Leporello, il servo del Don Giovanni di Mozart, facendo vanto delle conquiste del suo padrone, canta:
Madamina il catalogo è questo delle belle che amò il padron mio. Un catalogo egli è che ho fatt’io; osservate, leggete con me, osservate e leggete con me…
Ma le sfacciate non sono la preda sognata dal maschile, l’harem, gli oggetti passivi, nudi e sottomessi dalla storia e dalla storia dell’arte. Non sono muse, pin up e modelle, sono stati d’animo, ritratti dell’anima, personalità ritrovate. Una delle istanze centrali della seconda ondata del femminismo è stata la ricerca dell’identità. Artiste come Ana Mendieta, Hannah Wilke, Cindy Sherman, Birgit Jürgenssen hanno usato anzitempo l’autoscatto, si sono travestite, hanno saccheggiato altri ruoli, si sono trasformate in maschio, in femme fatale, in disperate, in divinità, in streghe, in vittime, in madri…insomma hanno sondato ogni possibilità per essere “molte in una sola persona”, scardinare le mansioni coercitive e sviluppare tutto il loro potenziale compresso e nascosto in millenni di patriarcato.
Sono una persona o una costola?
(Ehi, ma vi rendete conto?)
“Oh Adamo mio… Addio!”.
Nel lavoro delle artiste femministe c’è un aspetto giocoso, ironico, baldanzoso anche se spesso tragico. Le donne, allora come oggi, hanno avuto bisogno di indagarsi e conoscersi perché, da tempo immemore, hanno accettato l’immagine che il patriarcato conferiva loro. Ciononostante l’impronta della fantasia maschilista si imprime ancora e prepotentemente su di loro (sic!). Dal recente passato si è aperto un orizzonte sconfinato di natura fisica, concettuale e spirituale. Come scrive Serena Nozzoli in “Donne si diventa” (Vangelista, 1973): “Ciò che le donne cercano è di essere protagoniste, sì, ma non del solito vecchio dramma”.
La lontananza dal potere ha conferito loro un diverso rapporto con la natura e con la realtà, permettendo che accumulassero un’esperienza inaudita, ciascuna con la propria azione personale, quotidiana, internamente rivoluzionaria.

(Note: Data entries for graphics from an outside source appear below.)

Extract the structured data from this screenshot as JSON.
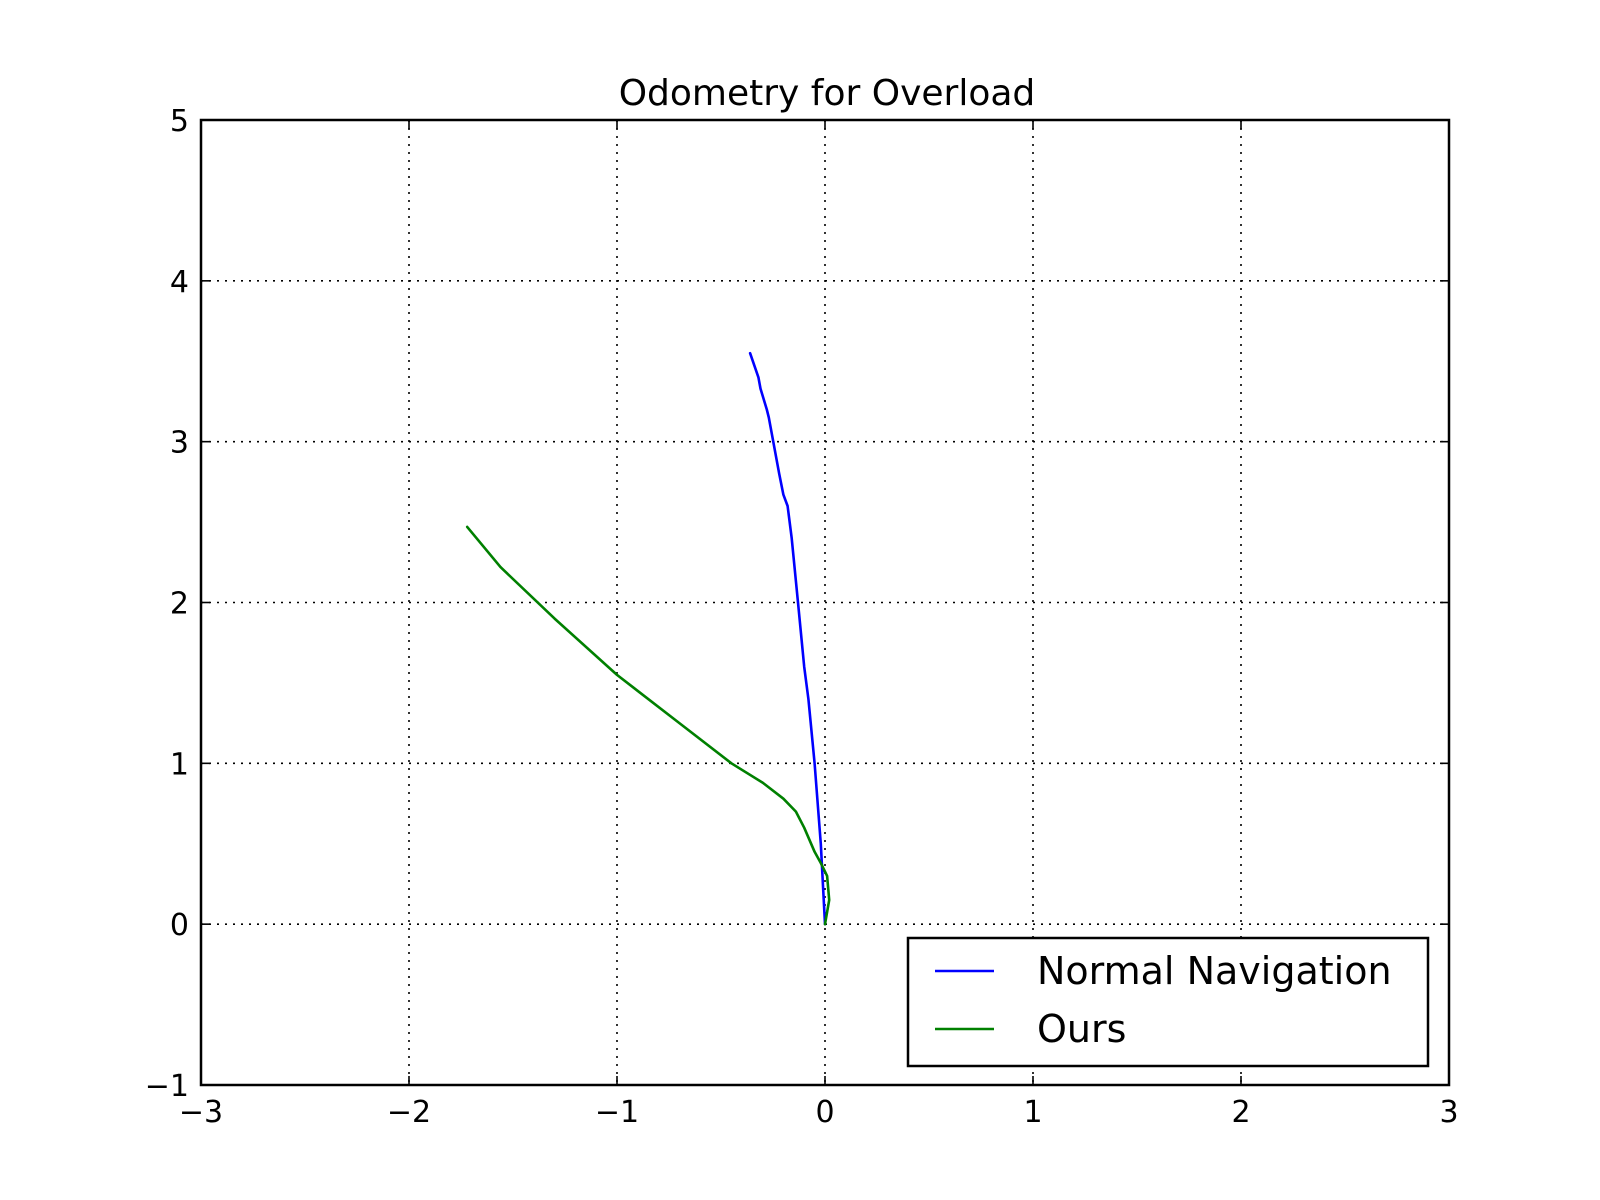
{
  "chart_data": {
    "type": "line",
    "title": "Odometry for Overload",
    "xlabel": "",
    "ylabel": "",
    "xlim": [
      -3,
      3
    ],
    "ylim": [
      -1,
      5
    ],
    "xticks": [
      -3,
      -2,
      -1,
      0,
      1,
      2,
      3
    ],
    "yticks": [
      -1,
      0,
      1,
      2,
      3,
      4,
      5
    ],
    "xtick_labels": [
      "−3",
      "−2",
      "−1",
      "0",
      "1",
      "2",
      "3"
    ],
    "ytick_labels": [
      "−1",
      "0",
      "1",
      "2",
      "3",
      "4",
      "5"
    ],
    "grid": true,
    "legend_position": "lower-right",
    "series": [
      {
        "name": "Normal Navigation",
        "color": "#0000ff",
        "x": [
          0.0,
          -0.02,
          -0.05,
          -0.08,
          -0.1,
          -0.13,
          -0.16,
          -0.18,
          -0.2,
          -0.22,
          -0.27,
          -0.28,
          -0.31,
          -0.32,
          -0.36
        ],
        "y": [
          0.0,
          0.5,
          1.0,
          1.4,
          1.6,
          2.0,
          2.4,
          2.6,
          2.67,
          2.8,
          3.15,
          3.2,
          3.33,
          3.4,
          3.55
        ]
      },
      {
        "name": "Ours",
        "color": "#008000",
        "x": [
          0.0,
          0.02,
          0.01,
          -0.02,
          -0.05,
          -0.1,
          -0.14,
          -0.2,
          -0.3,
          -0.45,
          -0.7,
          -1.0,
          -1.3,
          -1.56,
          -1.72
        ],
        "y": [
          0.0,
          0.15,
          0.3,
          0.38,
          0.45,
          0.6,
          0.7,
          0.78,
          0.88,
          1.0,
          1.25,
          1.55,
          1.9,
          2.22,
          2.47
        ]
      }
    ]
  }
}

Ma come nascono le sfacciate? Con un restyling verbo-visivo, con il collage, con il ritrovamento del corpo prismatico dell’artista. Sono volti ricavati da opere precedenti che hanno perso la faccia primigenia. Quella “faccia” è stata tagliuzzata, spezzettata, ricomposta e rimessa a posto con nuove connotazioni. Le sfacciate sono sia astratte sia figurative, i volti inglobano la città, il Central Park, le strade, il traffico, le parole stampate, le Twin Towers, Drella e ci sono persino Marilyn e una sciamana, che apre la Via, con il suo potere arcaico profondo radicato nella terra.

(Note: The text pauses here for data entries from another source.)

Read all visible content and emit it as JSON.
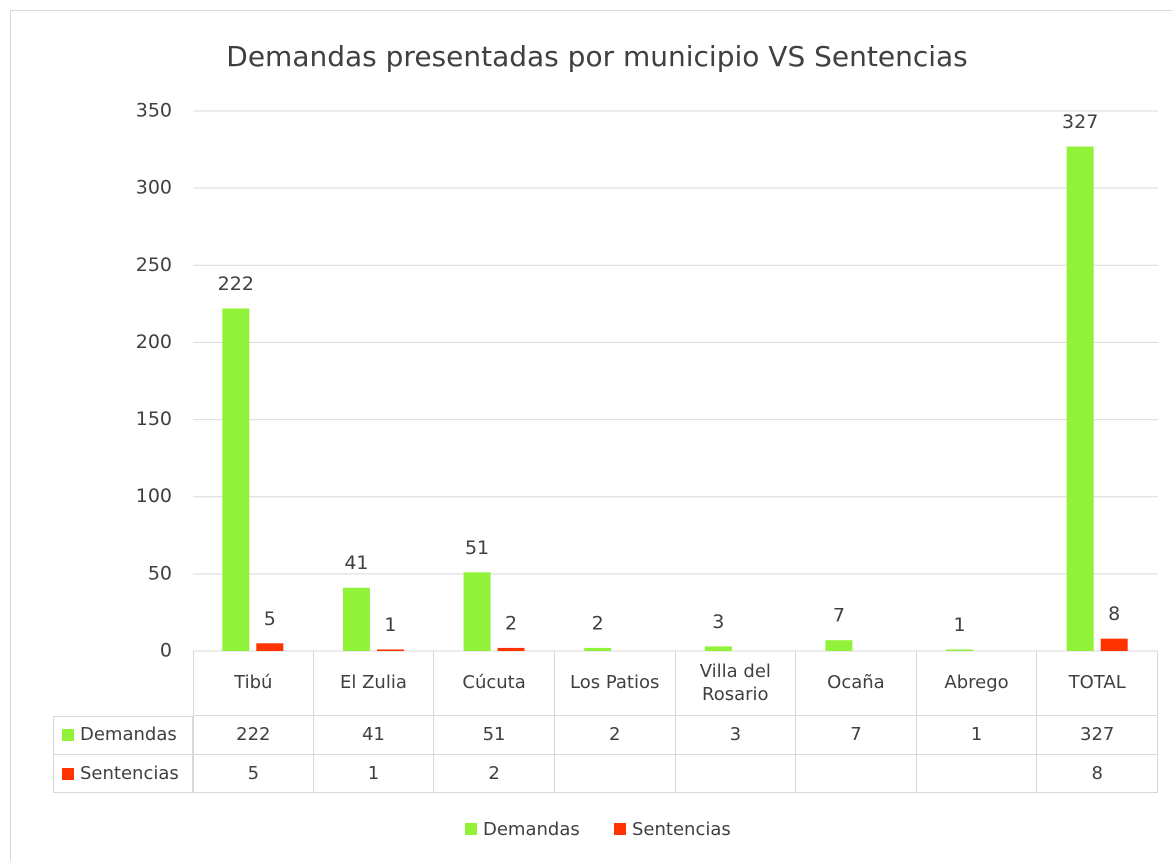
{
  "chart_data": {
    "type": "bar",
    "title": "Demandas presentadas por municipio VS Sentencias",
    "categories": [
      "Tibú",
      "El Zulia",
      "Cúcuta",
      "Los Patios",
      "Villa del Rosario",
      "Ocaña",
      "Abrego",
      "TOTAL"
    ],
    "series": [
      {
        "name": "Demandas",
        "color": "#92f23a",
        "values": [
          222,
          41,
          51,
          2,
          3,
          7,
          1,
          327
        ]
      },
      {
        "name": "Sentencias",
        "color": "#ff3300",
        "values": [
          5,
          1,
          2,
          null,
          null,
          null,
          null,
          8
        ]
      }
    ],
    "ylim": [
      0,
      350
    ],
    "yticks": [
      0,
      50,
      100,
      150,
      200,
      250,
      300,
      350
    ],
    "grid": true,
    "legend": "bottom"
  }
}
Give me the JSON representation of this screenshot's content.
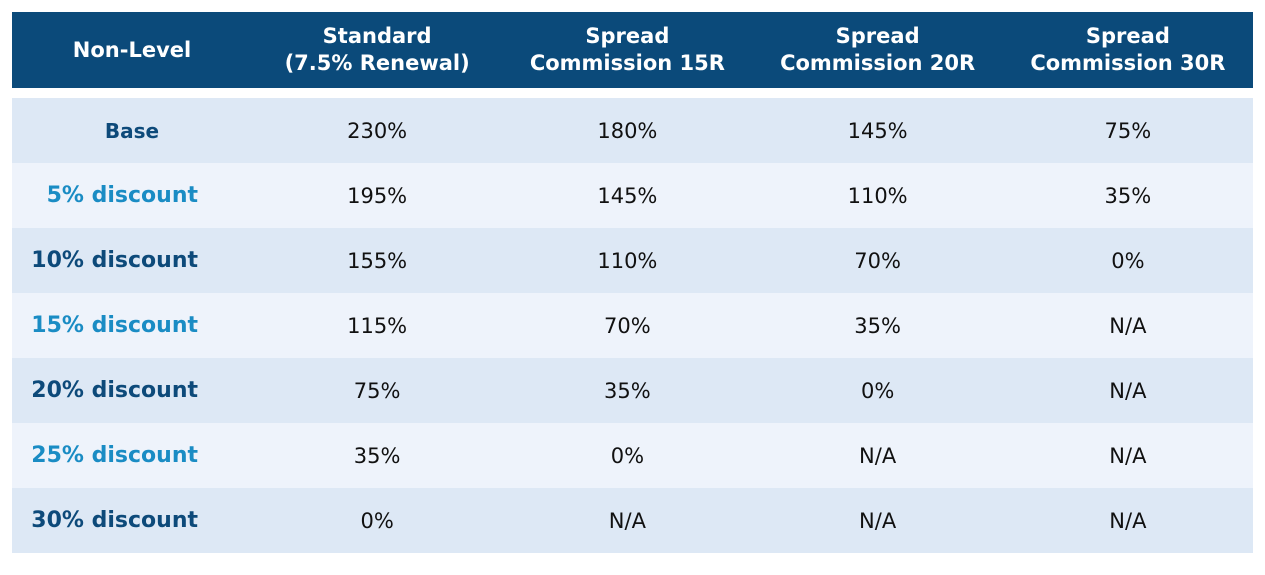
{
  "table": {
    "header": [
      "Non-Level",
      "Standard\n(7.5% Renewal)",
      "Spread\nCommission 15R",
      "Spread\nCommission 20R",
      "Spread\nCommission 30R"
    ],
    "rows": [
      [
        "Base",
        "230%",
        "180%",
        "145%",
        "75%"
      ],
      [
        "5% discount",
        "195%",
        "145%",
        "110%",
        "35%"
      ],
      [
        "10% discount",
        "155%",
        "110%",
        "70%",
        "0%"
      ],
      [
        "15% discount",
        "115%",
        "70%",
        "35%",
        "N/A"
      ],
      [
        "20% discount",
        "75%",
        "35%",
        "0%",
        "N/A"
      ],
      [
        "25% discount",
        "35%",
        "0%",
        "N/A",
        "N/A"
      ],
      [
        "30% discount",
        "0%",
        "N/A",
        "N/A",
        "N/A"
      ]
    ]
  }
}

I volti hanno la pelle intelligibile ma impenetrabile. Non potete catalogarle. Le espressioni e i colori indicano alternativamente angoscia, paura, staticità, riso, seduzione, perdita, mistero. Ogni donna è tutte le altre, e tutte le donne compongono l’autoritratto di Nicoletta. Un quotidiano sforbiciato alla maniera dada diventa una chioma bionda, un volto che ride moltiplicato come in uno specchio è la pelle di una di loro, i fiori che sbocciano come in una carta da parati decorano capelli, vestiti e colletti. Niente è stato buttato, tutto è stato riciclato nel nuovo tempo. Il tal modo, Veronesi ha creato un cortocircuito, irriverente e gioioso, in armonia con le leggi di natura. Gli stati d’animo sono “stati generali” che affiorano in ciascuno di noi. Siamo dunque un esperimento vivente nella foresta delle personalità? “Le Sfacciate” hanno dipendenza reciproca, sono tutte la stessa carne e manifestano il concetto dell’Uno Cosmico: nessuna separazione nel mondo fisico. Con vigore e decisione camminano nella loro nuova pelle, tra risate, ricordi, malinconie e intemperanze. E fluttuano nello sgomento di questo nostro strano tempo, lontano da quelle mille luci di New York dalle quali si avverte però provenire una musica, una foto, un’istanza di irreprimibile ribellione.